Our study reported visual outcomes of a subgroup of eight patients, which made statistical comparisons difficult. Visual rehabilitation is the final objective of ROP treatment. Although depth increases with age, amblyopia remains treatable until 60 months, with a decline in treatment effectiveness after an age of 5 years [38]. Eyewear corrections are often needed for associated refractive errors and strabismus or amblyopia. During this study, amblyopia trainings was already conducted by a local ophthalmologist for one child. At the end of the study, one child was ready for strabismus surgery.
Hu et al. [17] reported that preretinal hemorrhage before treatment was an important risk factor that was associated with the recurrence of ROP, but hemorrhages before treatment were not associated with the recurrence of ROP in our study. The study by Hu et al. [17] excluded Zone I disease. Other possible reasons for the discrepancy may be that ROP specialists defined plus disease differently, but they tended to be internally consistent [39], thus resulting in different treatment criteria for ROP and clinical diagnoses of ROP recurrence.
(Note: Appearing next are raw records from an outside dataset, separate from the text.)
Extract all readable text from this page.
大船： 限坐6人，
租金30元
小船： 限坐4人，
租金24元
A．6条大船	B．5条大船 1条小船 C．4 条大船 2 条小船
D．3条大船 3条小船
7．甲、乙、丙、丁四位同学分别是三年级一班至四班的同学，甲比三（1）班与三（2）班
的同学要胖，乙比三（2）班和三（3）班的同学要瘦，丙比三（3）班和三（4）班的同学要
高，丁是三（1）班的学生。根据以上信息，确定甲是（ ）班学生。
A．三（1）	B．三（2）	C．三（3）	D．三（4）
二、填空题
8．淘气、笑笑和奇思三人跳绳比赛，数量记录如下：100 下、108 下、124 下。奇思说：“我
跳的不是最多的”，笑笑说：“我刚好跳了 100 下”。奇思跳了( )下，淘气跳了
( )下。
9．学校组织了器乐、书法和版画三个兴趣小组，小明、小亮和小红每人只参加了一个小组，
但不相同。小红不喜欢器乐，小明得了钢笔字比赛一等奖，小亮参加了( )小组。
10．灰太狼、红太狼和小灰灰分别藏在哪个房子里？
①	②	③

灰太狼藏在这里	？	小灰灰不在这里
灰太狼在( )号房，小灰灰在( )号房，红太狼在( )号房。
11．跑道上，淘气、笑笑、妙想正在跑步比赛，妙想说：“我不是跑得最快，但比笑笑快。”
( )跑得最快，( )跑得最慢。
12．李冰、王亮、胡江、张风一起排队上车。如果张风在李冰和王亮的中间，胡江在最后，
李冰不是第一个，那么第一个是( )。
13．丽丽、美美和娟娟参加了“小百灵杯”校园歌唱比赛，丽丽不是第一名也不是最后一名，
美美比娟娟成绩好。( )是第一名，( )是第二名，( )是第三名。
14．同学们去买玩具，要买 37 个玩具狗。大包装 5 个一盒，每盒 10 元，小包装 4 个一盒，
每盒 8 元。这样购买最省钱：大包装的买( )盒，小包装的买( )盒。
There were several limitations to this study. First, it was a retrospective study with a small sample size. Second, some variables that may be related to ROP recurrence were not included, such as oxygen requirement, necrotizing enterocolitis, and hospital duration. Fluorescein angiography was not performed for all patients. Additionally, the possibility that screening and treatment of our population consisted of Chinese patients with older GAs and higher BWs than most other clinical trials may have influenced the clinical findings.